356 dzień roku, czyli ostatni. Wiele z nas od jutra zapewne wdroży noworoczne postanowienie- "schudnę"!. Ja przyłączę się do akcji-motywacji organizowanej w mojej siłowni. Za każdy zgubiony kilogram można otrzymać 5% rabatu na karnet. Czasu jest mało, bo do 23 lutego, ale się nie poddaję i walczę cały czas. Uczę się tego, jak jeść, jak najefektywniej ćwiczyć. W końcu nie chcę chwilowej utraty kilogramów, ale dożywotniego wdrożenia zdrowych nawyków żywieniowych i ruchu. Bo bez siłowni już nie jestem w stanie wytrzymać :))

A teraz, w ostatni dzień roku, chciałabym życzyć Wam wszystkiego, co dobre - spełnionych marzeń, dużo energii, pozytywnego nastawienia i osiągnięcia samych sukcesów. Nie poddawajmy się! :)) 
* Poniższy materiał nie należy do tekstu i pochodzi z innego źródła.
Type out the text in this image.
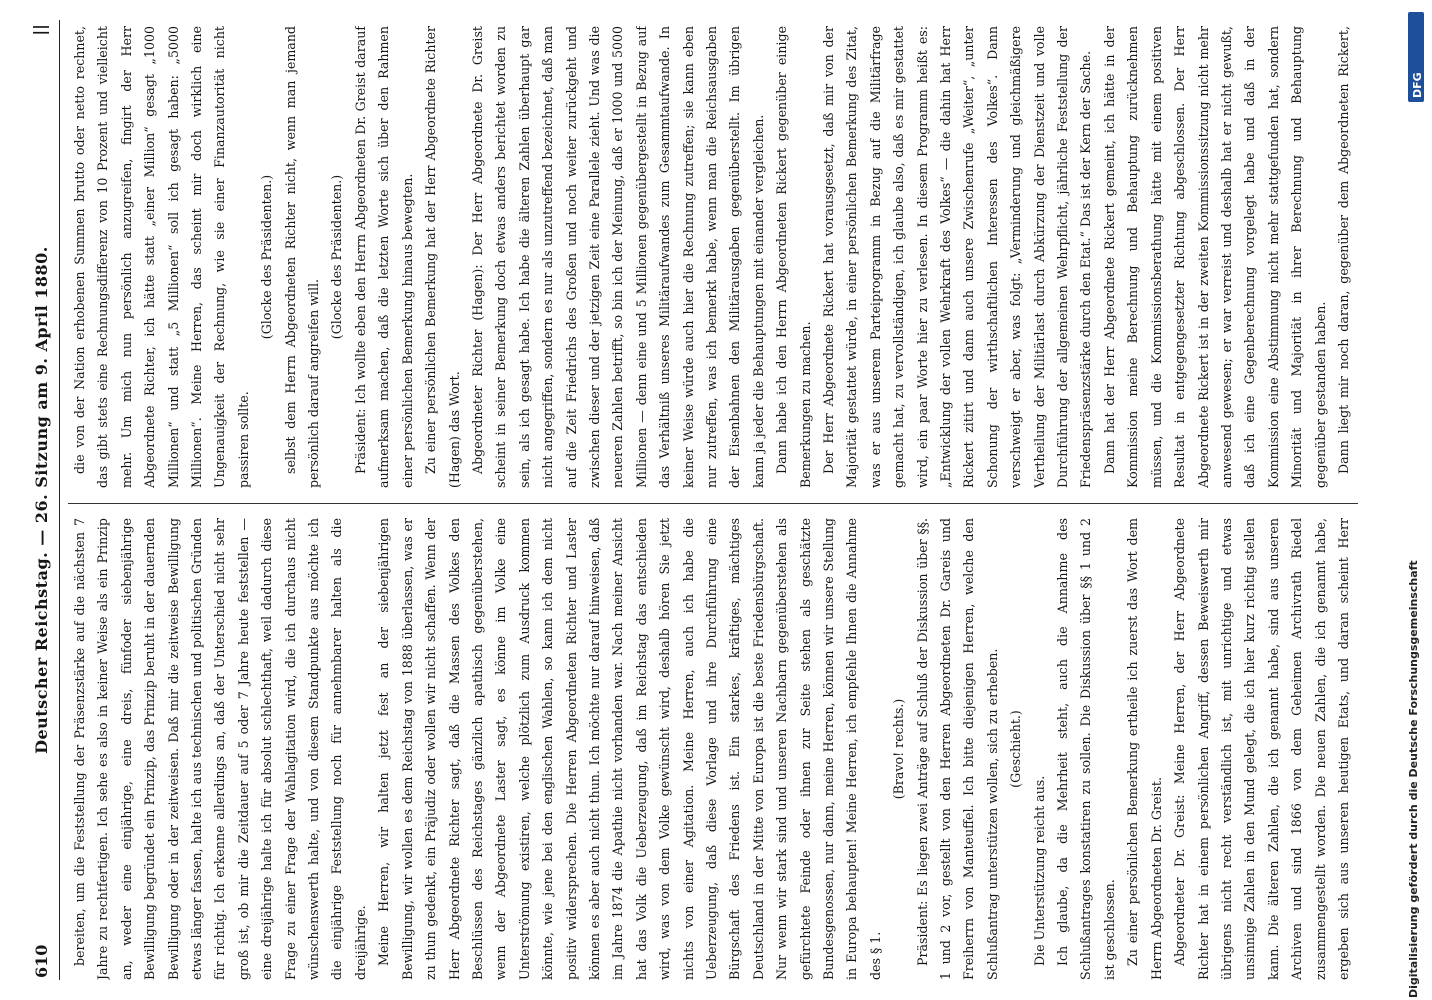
610
Deutscher Reichstag. — 26. Sitzung am 9. April 1880.
||

bereiten, um die Feststellung der Präsenzstärke auf die nächsten 7 Jahre zu rechtfertigen. Ich sehe es also in keiner Weise als ein Prinzip an, weder eine einjährige, eine dreis, fünfoder siebenjährige Bewilligung begründet ein Prinzip, das Prinzip beruht in der dauernden Bewilligung oder in der zeitweisen. Daß mir die zeitweise Bewilligung etwas länger fassen, halte ich aus technischen und politischen Gründen für richtig. Ich erkenne allerdings an, daß der Unterschied nicht sehr groß ist, ob mir die Zeitdauer auf 5 oder 7 Jahre heute feststellen — eine dreijährige halte ich für absolut schlechthaft, weil dadurch diese Frage zu einer Frage der Wahlagitation wird, die ich durchaus nicht wünschenswerth halte, und von diesem Standpunkte aus möchte ich die einjährige Feststellung noch für annehmbarer halten als die dreijährige. Meine Herren, wir halten jetzt fest an der siebenjährigen Bewilligung, wir wollen es dem Reichstag von 1888 überlassen, was er zu thun gedenkt, ein Präjudiz oder wollen wir nicht schaffen. Wenn der Herr Abgeordnete Richter sagt, daß die Massen des Volkes den Beschlüssen des Reichstages gänzlich apathisch gegenüberstehen, wenn der Abgeordnete Laster sagt, es könne im Volke eine Unterströmung existiren, welche plötzlich zum Ausdruck kommen könnte, wie jene bei den englischen Wahlen, so kann ich dem nicht positiv widersprechen. Die Herren Abgeordneten Richter und Laster können es aber auch nicht thun. Ich möchte nur darauf hinweisen, daß im Jahre 1874 die Apathie nicht vorhanden war. Nach meiner Ansicht hat das Volk die Ueberzeugung, daß im Reichstag das entschieden wird, was von dem Volke gewünscht wird, deshalb hören Sie jetzt nichts von einer Agitation. Meine Herren, auch ich habe die Ueberzeugung, daß diese Vorlage und ihre Durchführung eine Bürgschaft des Friedens ist. Ein starkes, kräftiges, mächtiges Deutschland in der Mitte von Europa ist die beste Friedensbürgschaft. Nur wenn wir stark sind und unseren Nachbarn gegenüberstehen als gefürchtete Feinde oder ihnen zur Seite stehen als geschätzte Bundesgenossen, nur dann, meine Herren, können wir unsere Stellung in Europa behaupten! Meine Herren, ich empfehle Ihnen die Annahme des § 1.

(Bravo! rechts.) Präsident: Es liegen zwei Anträge auf Schluß der Diskussion über §§. 1 und 2 vor, gestellt von den Herren Abgeordneten Dr. Gareis und Freiherrn von Manteuffel. Ich bitte diejenigen Herren, welche den Schlußantrag unterstützen wollen, sich zu erheben. (Geschieht.)

Die Unterstützung reicht aus. Ich glaube, da die Mehrheit steht, auch die Annahme des Schlußantrages konstatiren zu sollen. Die Diskussion über §§ 1 und 2 ist geschlossen. Zu einer persönlichen Bemerkung ertheile ich zuerst das Wort dem Herrn Abgeordneten Dr. Greist. Abgeordneter Dr. Greist: Meine Herren, der Herr Abgeordnete Richter hat in einem persönlichen Angriff, dessen Beweiswerth mir übrigens nicht recht verständlich ist, mit unrichtige und etwas unsinnige Zahlen in den Mund gelegt, die ich hier kurz richtig stellen kann. Die älteren Zahlen, die ich genannt habe, sind aus unseren Archiven und sind 1866 von dem Geheimen Archivrath Riedel zusammengestellt worden. Die neuen Zahlen, die ich genannt habe, ergeben sich aus unseren heutigen Etats, und daran scheint Herr

die von der Nation erhobenen Summen brutto oder netto rechnet, das gibt stets eine Rechnungsdifferenz von 10 Prozent und vielleicht mehr. Um mich nun persönlich anzugreifen, fingirt der Herr Abgeordnete Richter, ich hätte statt „einer Million“ gesagt „1000 Millionen“ und statt „5 Millionen“ soll ich gesagt haben: „5000 Millionen“. Meine Herren, das scheint mir doch wirklich eine Ungenauigkeit der Rechnung, wie sie einer Finanzautorität nicht passiren sollte.

(Glocke des Präsidenten.) selbst dem Herrn Abgeordneten Richter nicht, wenn man jemand persönlich darauf angreifen will.

(Glocke des Präsidenten.) Präsident: Ich wollte eben den Herrn Abgeordneten Dr. Greist darauf aufmerksam machen, daß die letzten Worte sich über den Rahmen einer persönlichen Bemerkung hinaus bewegten. Zu einer persönlichen Bemerkung hat der Herr Abgeordnete Richter (Hagen) das Wort. Abgeordneter Richter (Hagen): Der Herr Abgeordnete Dr. Greist scheint in seiner Bemerkung doch etwas anders berichtet worden zu sein, als ich gesagt habe. Ich habe die älteren Zahlen überhaupt gar nicht angegriffen, sondern es nur als unzutreffend bezeichnet, daß man auf die Zeit Friedrichs des Großen und noch weiter zurückgeht und zwischen dieser und der jetzigen Zeit eine Parallele zieht. Und was die neueren Zahlen betrifft, so bin ich der Meinung, daß er 1000 und 5000 Millionen — denn eine und 5 Millionen gegenübergestellt in Bezug auf das Verhältniß unseres Militäraufwandes zum Gesammtaufwande. In keiner Weise würde auch hier die Rechnung zutreffen; sie kann eben nur zutreffen, was ich bemerkt habe, wenn man die Reichsausgaben der Eisenbahnen den Militärausgaben gegenüberstellt. Im übrigen kann ja jeder die Behauptungen mit einander vergleichen. Dann habe ich den Herrn Abgeordneten Rickert gegenüber einige Bemerkungen zu machen. Der Herr Abgeordnete Rickert hat vorausgesetzt, daß mir von der Majorität gestattet würde, in einer persönlichen Bemerkung des Zitat, was er aus unserem Parteiprogramm in Bezug auf die Militärfrage gemacht hat, zu vervollständigen, ich glaube also, daß es mir gestattet wird, ein paar Worte hier zu verlesen. In diesem Programm heißt es: „Entwicklung der vollen Wehrkraft des Volkes“ — die dahin hat Herr Rickert zitirt und dann auch unsere Zwischenrufe „Weiter“, „unter Schonung der wirthschaftlichen Interessen des Volkes“. Dann verschweigt er aber, was folgt: „Verminderung und gleichmäßigere Vertheilung der Militärlast durch Abkürzung der Dienstzeit und volle Durchführung der allgemeinen Wehrpflicht, jährliche Feststellung der Friedenspräsenzstärke durch den Etat.“ Das ist der Kern der Sache. Dann hat der Herr Abgeordnete Rickert gemeint, ich hätte in der Kommission meine Berechnung und Behauptung zurücknehmen müssen, und die Kommissionsberathung hätte mit einem positiven Resultat in entgegengesetzter Richtung abgeschlossen. Der Herr Abgeordnete Rickert ist in der zweiten Kommissionssitzung nicht mehr anwesend gewesen; er war verreist und deshalb hat er nicht gewußt, daß ich eine Gegenberechnung vorgelegt habe und daß in der Kommission eine Abstimmung nicht mehr stattgefunden hat, sondern Minorität und Majorität in ihrer Berechnung und Behauptung gegenüber gestanden haben. Dann liegt mir noch daran, gegenüber dem Abgeordneten Rickert,

DFG
Digitalisierung gefördert durch die Deutsche Forschungsgemeinschaft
A moje postanowienie na nowy rok, oprócz płaskiego brzucha (w końcu), to szpagat, do którego powracam. Wiele lat temu, potrafiłam pachwinami dotknąć podłogi, jednak zaprzestałam strechingu i już nie ma tego efektu, co kiedyś.


  • -inna-

    -inna-

    31 grudnia 2013, 16:03

    Szczęśliwego Nowego Roku :)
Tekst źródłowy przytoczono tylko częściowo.